The sim Dave is talking about is Proteus VSM. Its an awesome tool for testing code and some hardware. hardware not being its strong point. Before having this I used ICD from microchip, and microchip sim in MPLAB. All great tools. But you still need some understanding of whats going on. There are plenty here who are glad to help and very knowledgeable. They all help anyone who asks for any help. Not all know everything but all seem to know something and I have yet to see a problem un resolved or a newbie ever ridiculed. This is one of the most comfortable forums I have ever been on.
Having said that, let me please also point out this: I realize this is a wish list catagory. As such, you can wish for PBP to be anything you want it to be. but wishing for it to be something else and bashing it are 2 different things. If you want help here, try not going after what the rest of us believe in. We like PBP. are there some things that could be different? maybe. If you are so well adapt with C++ why not use one of the many C-style compiliers.

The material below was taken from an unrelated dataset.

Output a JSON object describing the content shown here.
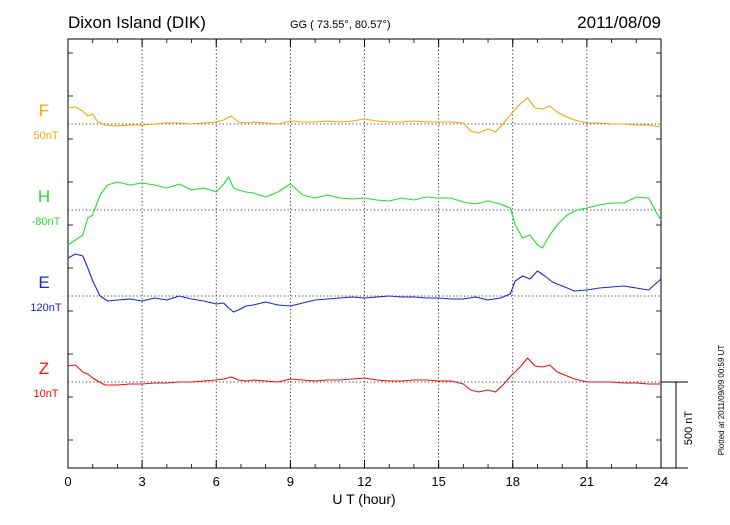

As for feeling like you should be able to use the PIC's without understanding them, thats just silly. Here is my take on this: I drive a car. Do I need to know how it works-NO. but if I want it to go faster, get better MPG, or do anything else the manufacture didn't build in, I will have to learn how it works. So the analogy is this: use the stamp, want more speed use the BS2 I think its faster. want to get under the hood because its not fast enough for you? LEARN how it works. MANY MANY MANY others before you have learned with the material and support available to you. MANY more will learn after you.
And BTW, maybe I like the datasheet because 20 some years ago we were taught in college how to read datasheets. back then you were proud to own the big yellow TI data book explaining all you never wanted to know about 7400 series devices. If you think the datasheet should read like a book, it wouldn't be a datasheet of 300 pages, it would be a trilogy of 600 page novels.